San Francisco de Sales sabía que nuestro corazón, cuando funciona bien, late, vive, suspira, trabaja, para Dios. Pero también sabía que existen cinco peligros que nos apartan de Dios, que enferman y paralizan el buen funcionamiento de nuestro corazón.
¿Cuáles son esos peligros? He aquí la lista, según el santo obispo de Ginebra:
1. el pecado, que nos aleja de Dios;
2. el afecto a las riquezas;
3. los placeres sensuales;
4. el orgullo y la vanidad;
5. el amor propio, con la multitud de las pasiones desordenadas que engendra, las cuales son en nosotros una pesada carga que nos aplasta” (San Francisco de Sales, “Tratado del amor de Dios”).
Si esos son los peligros, entonces ¿cómo reiniciar la marcha hacia Dios, hacia el amor de nuestra alma, hacia Aquel por quien empezamos a existir, hacia Aquel que nos busca y nos ama con cuerdas humanas y con lazos de amor (cf. Os 11,4)?
El camino es sencillo y arduo: hay que remover con decisión, desde la ayuda de Dios y desde una sana vigilancia, esos enemigos.
En primer lugar, hay que luchar contra el pecado en todas sus formas. Es el peor enemigo, el que nos aparta de Dios y del hermano, el que destruye el amor, el que apaga la gracia.
En segundo lugar, hay que romper con cualquier apego a las riquezas para empezar a vivir en una confianza plena, filial, en la providencia de nuestro Padre Dios (cf.

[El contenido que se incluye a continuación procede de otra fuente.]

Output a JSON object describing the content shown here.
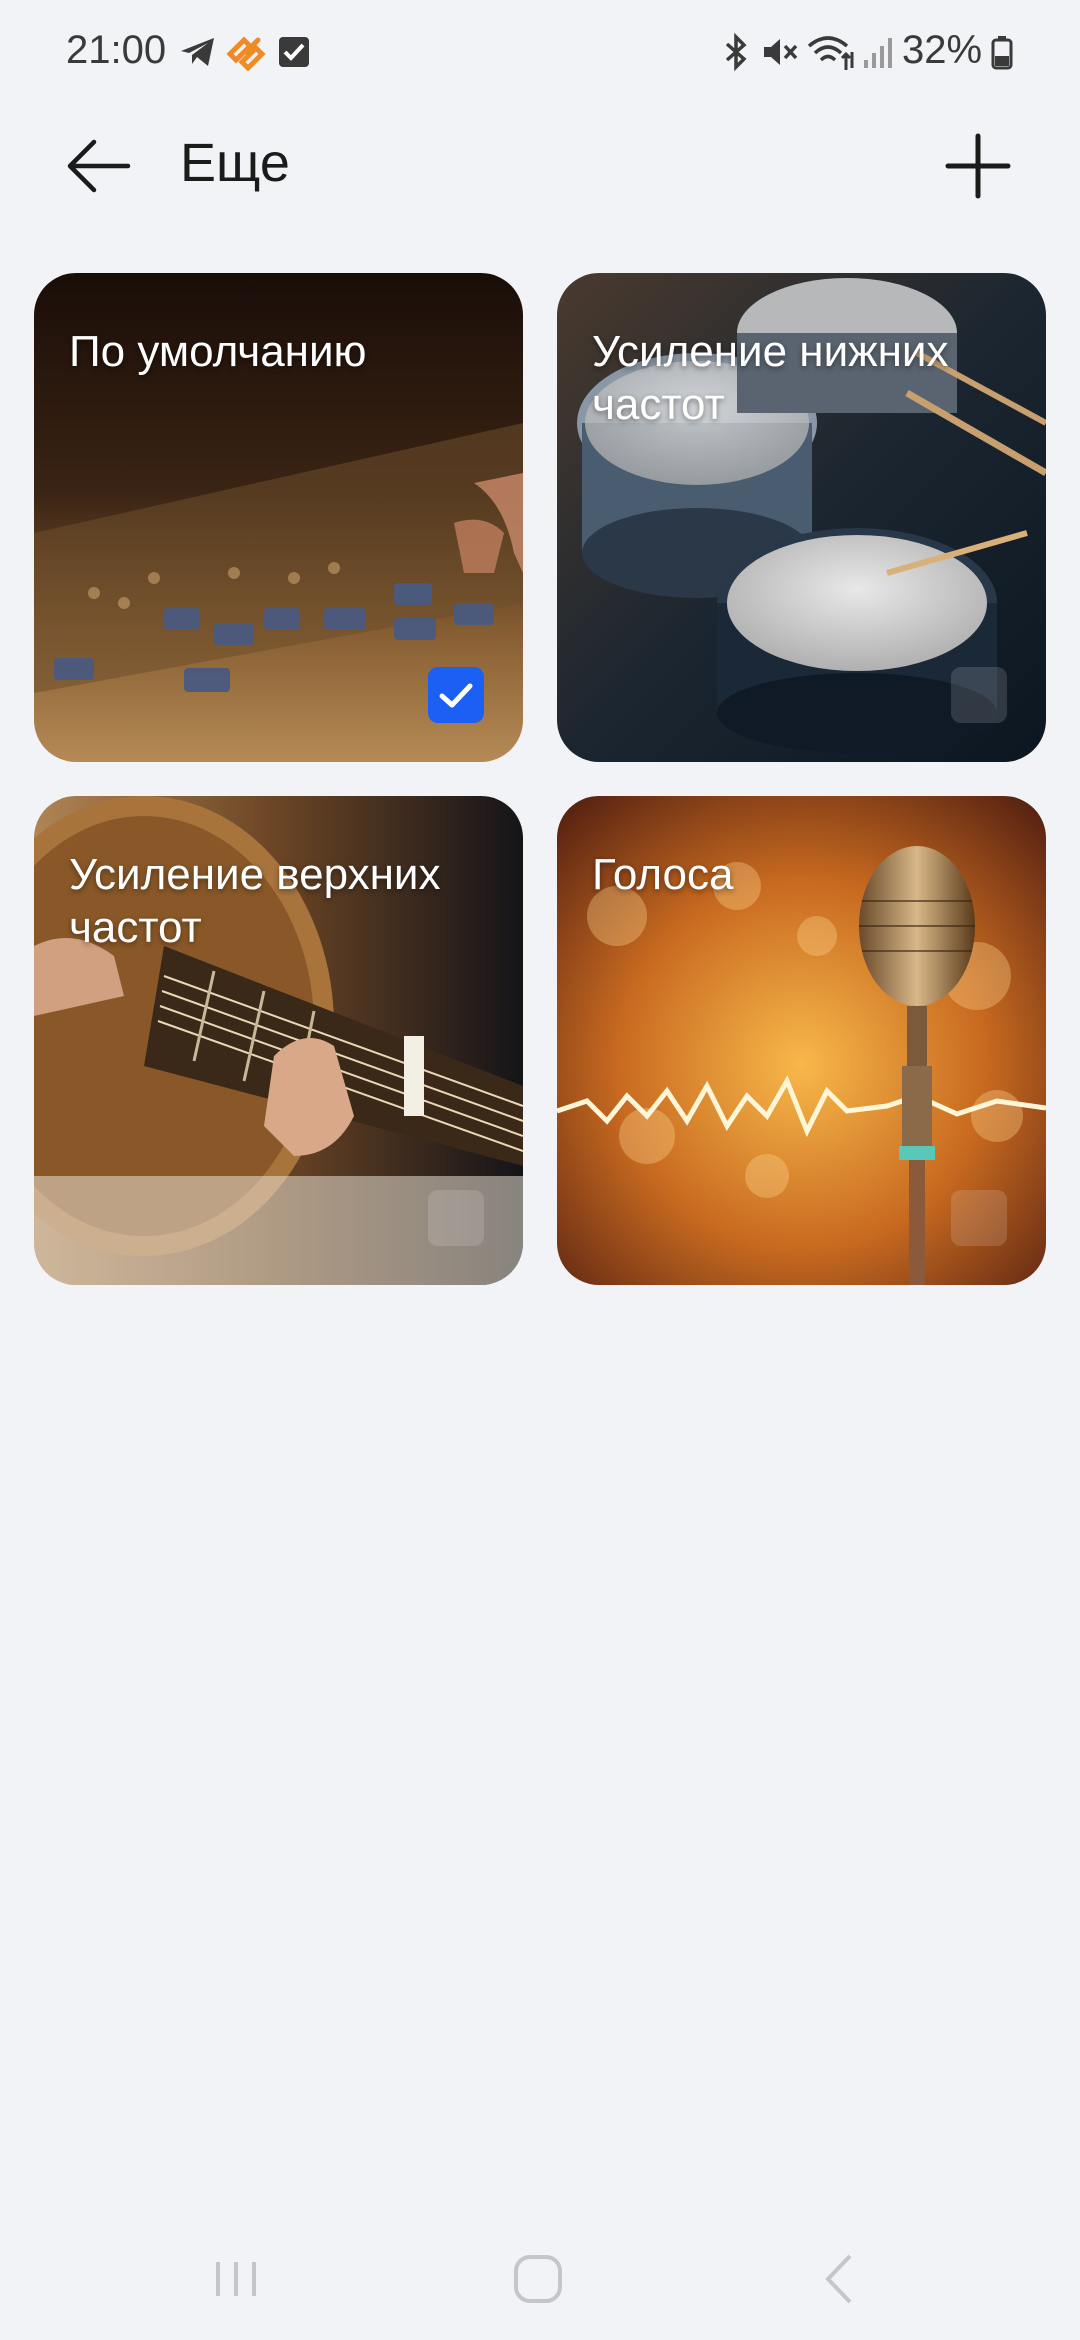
{
  "status_bar": {
    "time": "21:00",
    "left_icons": [
      "telegram-icon",
      "app-notification-icon",
      "checkbox-notification-icon"
    ],
    "right_icons": [
      "bluetooth-icon",
      "mute-icon",
      "wifi-icon",
      "signal-icon",
      "battery-icon"
    ],
    "battery": "32%"
  },
  "header": {
    "title": "Еще",
    "back_icon": "arrow-left-icon",
    "add_icon": "plus-icon"
  },
  "presets": [
    {
      "label": "По умолчанию",
      "checked": true,
      "image": "mixing-console"
    },
    {
      "label": "Усиление нижних частот",
      "checked": false,
      "image": "drum-kit"
    },
    {
      "label": "Усиление верхних частот",
      "checked": false,
      "image": "acoustic-guitar"
    },
    {
      "label": "Голоса",
      "checked": false,
      "image": "vintage-microphone"
    }
  ],
  "colors": {
    "background": "#f1f3f6",
    "checkbox_checked": "#1b5ff5",
    "text": "#1b1b1b"
  },
  "nav_bar": {
    "icons": [
      "recent-apps-icon",
      "home-icon",
      "back-icon"
    ]
  }
}
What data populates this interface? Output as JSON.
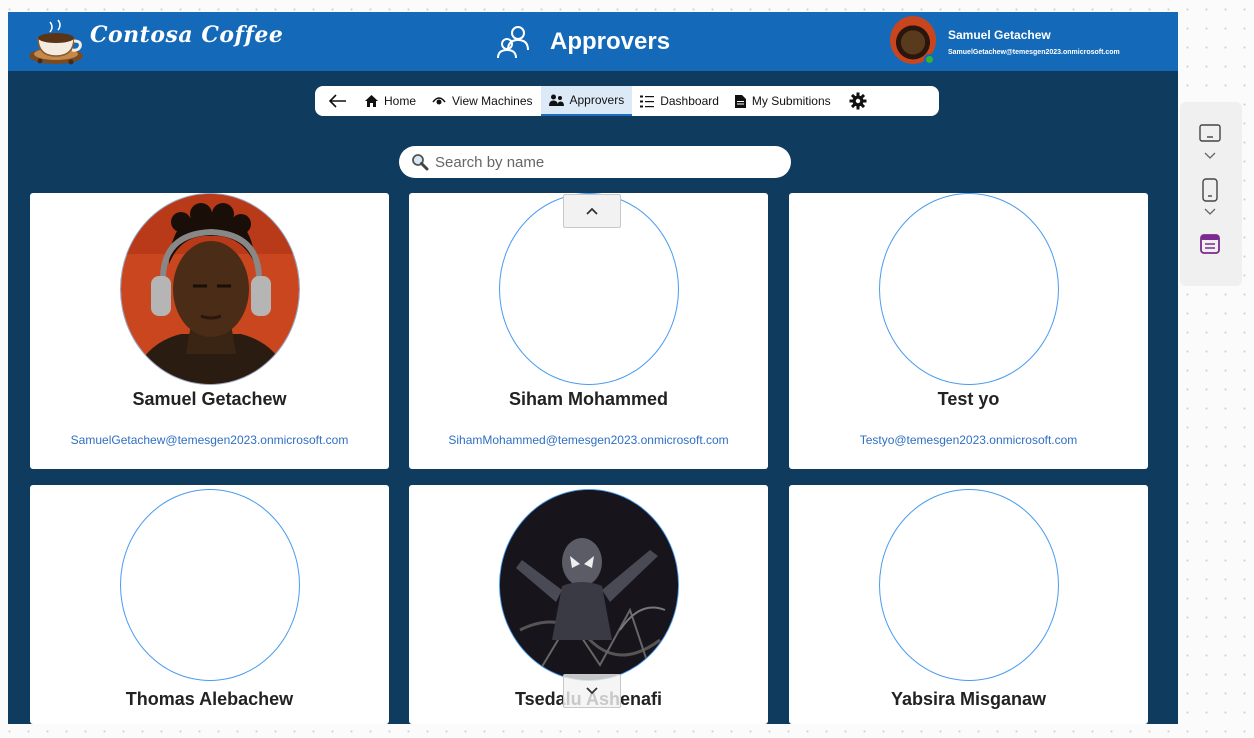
{
  "header": {
    "brand": "Contosa Coffee",
    "title": "Approvers",
    "user": {
      "name": "Samuel Getachew",
      "email": "SamuelGetachew@temesgen2023.onmicrosoft.com",
      "status": "available"
    }
  },
  "nav": {
    "items": [
      {
        "label": "Home",
        "icon": "home-icon"
      },
      {
        "label": "View Machines",
        "icon": "eye-icon"
      },
      {
        "label": "Approvers",
        "icon": "people-icon",
        "active": true
      },
      {
        "label": "Dashboard",
        "icon": "list-icon"
      },
      {
        "label": "My Submitions",
        "icon": "document-icon"
      }
    ]
  },
  "search": {
    "placeholder": "Search by name",
    "value": ""
  },
  "approvers": [
    {
      "name": "Samuel  Getachew",
      "email": "SamuelGetachew@temesgen2023.onmicrosoft.com",
      "photo": "man-with-headphones"
    },
    {
      "name": "Siham Mohammed",
      "email": "SihamMohammed@temesgen2023.onmicrosoft.com",
      "photo": null
    },
    {
      "name": "Test yo",
      "email": "Testyo@temesgen2023.onmicrosoft.com",
      "photo": null
    },
    {
      "name": "Thomas Alebachew",
      "email": "",
      "photo": null
    },
    {
      "name": "Tsedalu Ashenafi",
      "email": "",
      "photo": "spider-man-artwork"
    },
    {
      "name": "Yabsira Misganaw",
      "email": "",
      "photo": null
    }
  ],
  "colors": {
    "header": "#1469b8",
    "background": "#0f3b5f",
    "link": "#2f6fc2",
    "accent": "#1e6fc4"
  }
}
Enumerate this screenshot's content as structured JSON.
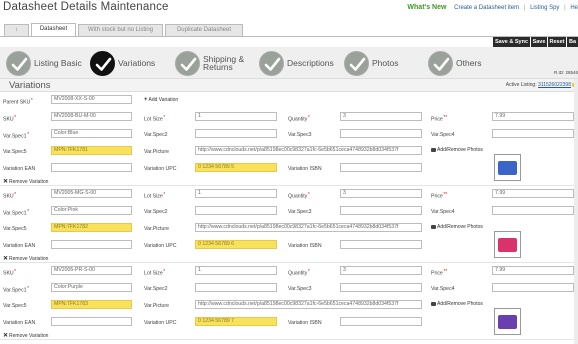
{
  "header": {
    "title": "Datasheet Details Maintenance",
    "whats_new": "What's New",
    "links": [
      "Create a Datasheet item",
      "Listing Spy",
      "He"
    ]
  },
  "tabs": [
    {
      "label": "↕",
      "active": false
    },
    {
      "label": "Datasheet",
      "active": true
    },
    {
      "label": "With stock but no Listing",
      "active": false
    },
    {
      "label": "Duplicate Datasheet",
      "active": false
    }
  ],
  "actions": [
    "Save & Sync",
    "Save",
    "Reset",
    "Ba"
  ],
  "steps": [
    {
      "label": "Listing Basic",
      "icon": "check-icon",
      "current": false
    },
    {
      "label": "Variations",
      "icon": "check-icon",
      "current": true
    },
    {
      "label_line1": "Shipping &",
      "label_line2": "Returns",
      "icon": "check-icon",
      "current": false
    },
    {
      "label": "Descriptions",
      "icon": "check-icon",
      "current": false
    },
    {
      "label": "Photos",
      "icon": "check-icon",
      "current": false
    },
    {
      "label": "Others",
      "icon": "check-icon",
      "current": false
    }
  ],
  "rid": "R.ID: 28546",
  "section": {
    "title": "Variations",
    "active_listing_label": "Active Listing:",
    "active_listing_value": "311526022398"
  },
  "parent": {
    "label": "Parent SKU",
    "value": "MV2008-XX-S-00",
    "add_variation": "Add Variation"
  },
  "labels": {
    "sku": "SKU",
    "lot_size": "Lot Size",
    "quantity": "Quantity",
    "price": "Price",
    "var_spec1": "Var.Spec1",
    "var_spec2": "Var.Spec2",
    "var_spec3": "Var.Spec3",
    "var_spec4": "Var.Spec4",
    "var_spec5": "Var.Spec5",
    "var_picture": "Var.Picture",
    "add_remove_photos": "Add/Remove Photos",
    "variation_ean": "Variation EAN",
    "variation_upc": "Variation UPC",
    "variation_isbn": "Variation ISBN",
    "remove_variation": "Remove Variation"
  },
  "variations": [
    {
      "sku": "MV2008-BU-M-00",
      "lot_size": "1",
      "quantity": "3",
      "price": "7.99",
      "spec1": "Color:Blue",
      "spec5": "MPN:7FK1781",
      "picture": "http://www.cdnclouds.net/p/a85198ec00c98327a1fc-6e5b651ceca4748932b8d034f537f",
      "upc": "0 1234 56789 5",
      "thumb_color": "#3b64c9"
    },
    {
      "sku": "MV2005-MG-S-00",
      "lot_size": "1",
      "quantity": "3",
      "price": "7.99",
      "spec1": "Color:Pink",
      "spec5": "MPN:7FK1782",
      "picture": "http://www.cdnclouds.net/p/a85198ec00c98327a1fc-6e5b651ceca4748932b8d034f537f",
      "upc": "0 1234 56789 6",
      "thumb_color": "#d8336b"
    },
    {
      "sku": "MV2005-PR-S-00",
      "lot_size": "1",
      "quantity": "3",
      "price": "7.99",
      "spec1": "Color:Purple",
      "spec5": "MPN:7FK1783",
      "picture": "http://www.cdnclouds.net/p/a85198ec00c98327a1fc-6e5b651ceca4748932b8d034f537f",
      "upc": "0 1234 56789 7",
      "thumb_color": "#6a3fb0"
    }
  ]
}
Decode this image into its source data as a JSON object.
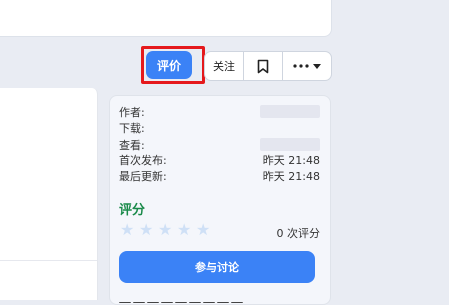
{
  "actions": {
    "rate_label": "评价",
    "follow_label": "关注",
    "bookmark_icon": "bookmark-icon",
    "more_icon": "more-dots-icon"
  },
  "info": {
    "author_label": "作者:",
    "downloads_label": "下载:",
    "views_label": "查看:",
    "first_published_label": "首次发布:",
    "first_published_value": "昨天 21:48",
    "last_updated_label": "最后更新:",
    "last_updated_value": "昨天 21:48"
  },
  "rating": {
    "title": "评分",
    "stars_filled": 0,
    "stars_total": 5,
    "count_text": "0 次评分",
    "discuss_label": "参与讨论"
  },
  "colors": {
    "accent": "#3b82f6",
    "highlight": "#e5191c",
    "rating_title": "#1a8a4a"
  }
}
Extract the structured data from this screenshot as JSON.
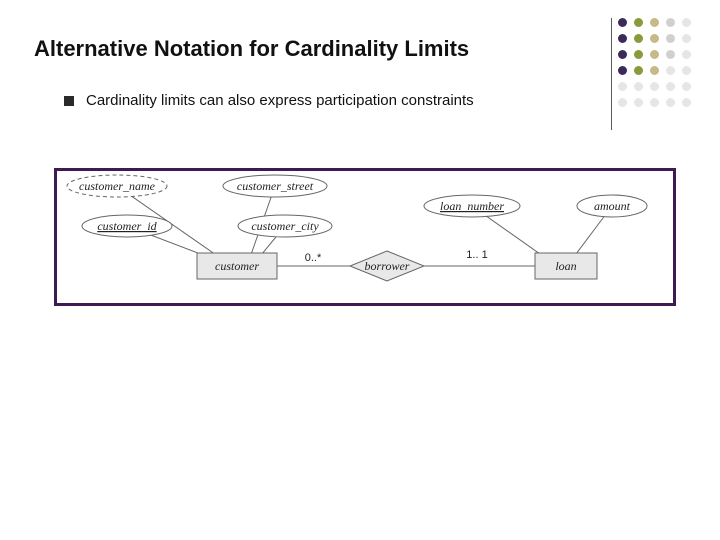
{
  "slide": {
    "title": "Alternative Notation for Cardinality Limits",
    "bullet": "Cardinality limits can also express participation constraints"
  },
  "diagram": {
    "entities": {
      "customer": "customer",
      "loan": "loan"
    },
    "relationship": "borrower",
    "attributes": {
      "customer_name": "customer_name",
      "customer_id": "customer_id",
      "customer_street": "customer_street",
      "customer_city": "customer_city",
      "loan_number": "loan_number",
      "amount": "amount"
    },
    "cardinality": {
      "left": "0..*",
      "right": "1.. 1"
    }
  },
  "deco_colors": {
    "purple": "#3d2a5a",
    "olive": "#8a9a3a",
    "tan": "#c9b98a",
    "grayd": "#d0d0d0",
    "graye": "#e6e6e6"
  }
}
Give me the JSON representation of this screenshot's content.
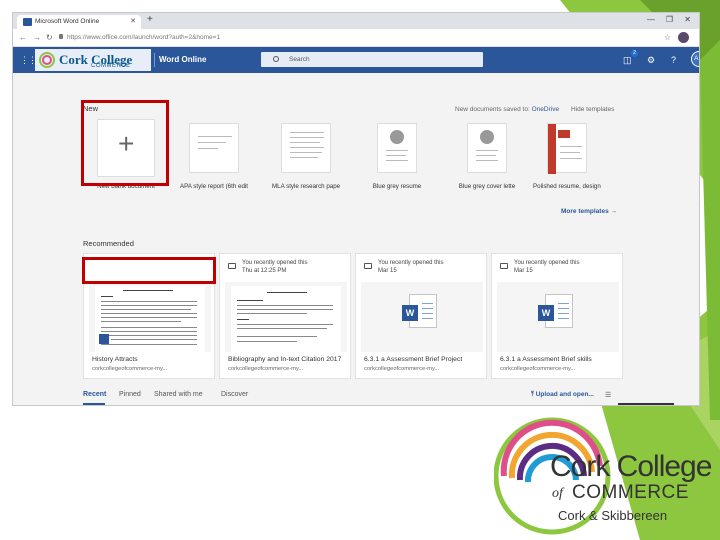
{
  "browser": {
    "tab_title": "Microsoft Word Online",
    "url": "https://www.office.com/launch/word?auth=2&home=1"
  },
  "office": {
    "logo_main": "Cork College",
    "logo_sub": "COMMERCE",
    "app_name": "Word Online",
    "search_placeholder": "Search",
    "notification_count": "2",
    "help": "?",
    "user_initials": "AM"
  },
  "new_section": {
    "title": "New",
    "saved_to": "New documents saved to:",
    "onedrive": "OneDrive",
    "hide": "Hide templates",
    "templates": [
      {
        "label": "New blank document"
      },
      {
        "label": "APA style report (6th editi..."
      },
      {
        "label": "MLA style research paper"
      },
      {
        "label": "Blue grey resume"
      },
      {
        "label": "Blue grey cover lette"
      },
      {
        "label": "Polished resume, designed..."
      }
    ],
    "more": "More templates"
  },
  "recommended": {
    "title": "Recommended",
    "cards": [
      {
        "opened": "",
        "when": "",
        "title": "History Attracts",
        "sub": "corkcollegeofcommerce-my..."
      },
      {
        "opened": "You recently opened this",
        "when": "Thu at 12:25 PM",
        "title": "Bibliography and In-text Citation 2017",
        "sub": "corkcollegeofcommerce-my..."
      },
      {
        "opened": "You recently opened this",
        "when": "Mar 15",
        "title": "6.3.1 a Assessment Brief Project",
        "sub": "corkcollegeofcommerce-my..."
      },
      {
        "opened": "You recently opened this",
        "when": "Mar 15",
        "title": "6.3.1 a Assessment Brief skills",
        "sub": "corkcollegeofcommerce-my..."
      }
    ]
  },
  "file_tabs": {
    "recent": "Recent",
    "pinned": "Pinned",
    "shared": "Shared with me",
    "discover": "Discover",
    "upload": "Upload and open..."
  },
  "brand": {
    "line1": "Cork College",
    "of": "of",
    "commerce": "COMMERCE",
    "line3": "Cork & Skibbereen"
  },
  "colors": {
    "accent_green": "#8dc63f",
    "office_blue": "#2b579a",
    "highlight_red": "#c00000"
  }
}
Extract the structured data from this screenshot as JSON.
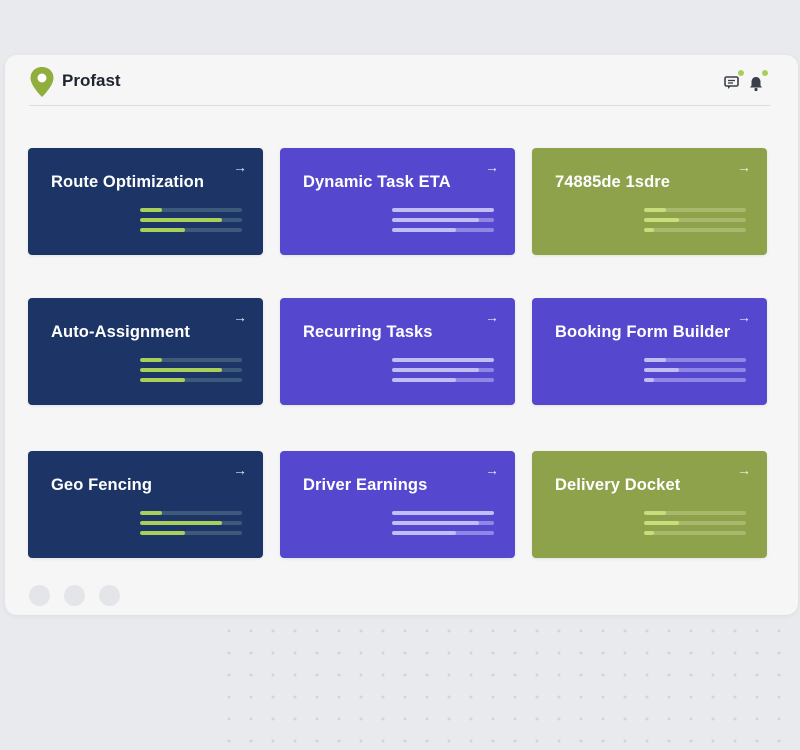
{
  "app": {
    "brand": "Profast",
    "accent": "#8fae3e"
  },
  "header_icons": [
    "chat-icon",
    "bell-icon"
  ],
  "cards": [
    {
      "title": "Route Optimization",
      "theme": "navy",
      "bars": [
        0.22,
        0.8,
        0.44
      ]
    },
    {
      "title": "Dynamic Task ETA",
      "theme": "purple",
      "bars": [
        1.0,
        0.85,
        0.63
      ]
    },
    {
      "title": "74885de 1sdre",
      "theme": "olive",
      "bars": [
        0.22,
        0.34,
        0.1
      ]
    },
    {
      "title": "Auto-Assignment",
      "theme": "navy",
      "bars": [
        0.22,
        0.8,
        0.44
      ]
    },
    {
      "title": "Recurring Tasks",
      "theme": "purple",
      "bars": [
        1.0,
        0.85,
        0.63
      ]
    },
    {
      "title": "Booking Form Builder",
      "theme": "olive-purple",
      "bars": [
        0.22,
        0.34,
        0.1
      ]
    },
    {
      "title": "Geo Fencing",
      "theme": "navy",
      "bars": [
        0.22,
        0.8,
        0.44
      ]
    },
    {
      "title": "Driver Earnings",
      "theme": "purple",
      "bars": [
        1.0,
        0.85,
        0.63
      ]
    },
    {
      "title": "Delivery Docket",
      "theme": "olive",
      "bars": [
        0.22,
        0.34,
        0.1
      ]
    }
  ],
  "pager": {
    "count": 3
  },
  "colors": {
    "navy": "#1c3566",
    "purple": "#5548cf",
    "olive": "#8ea14b",
    "bar_accent": "#a8cf5a"
  }
}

Mt 6,19-34).
En tercer lugar, hay que renunciar a los placeres sensuales que nos atan al mundo, para revestirnos de Cristo y de su Evangelio (cf. Rm 13,13-14).
En cuarto lugar, hay que dejar de lado orgullos y vanidades que nos hacen buscar los primeros puestos y la autocomplacencia, para vivir con la sencillez del niño que confía plenamente en su Padre (cf. Mt 18,1-4; Lc 14,7-11).
Por último, hay que acabar con el amor propio, con ese afán continuo de buscar lo que nos satisface y nos gusta, para aprender la ley de la fecundidad: el que renuncia a su propia vida la encuentra (cf. Mt 16,24-26), porque “si el grano de trigo no cae en tierra y muere, queda él solo; pero si muere, da mucho fruto” (Jn 12,24).
Sí, es un camino arduo, pero la meta es maravillosa: el encuentro con Dios como Padre misericordioso, la fecundidad gozosa, la vida plena, el amor hacia los hermanos. Así podremos empezar a vivir aquí en la tierra un poco como se vive, en plenitud, en el cielo.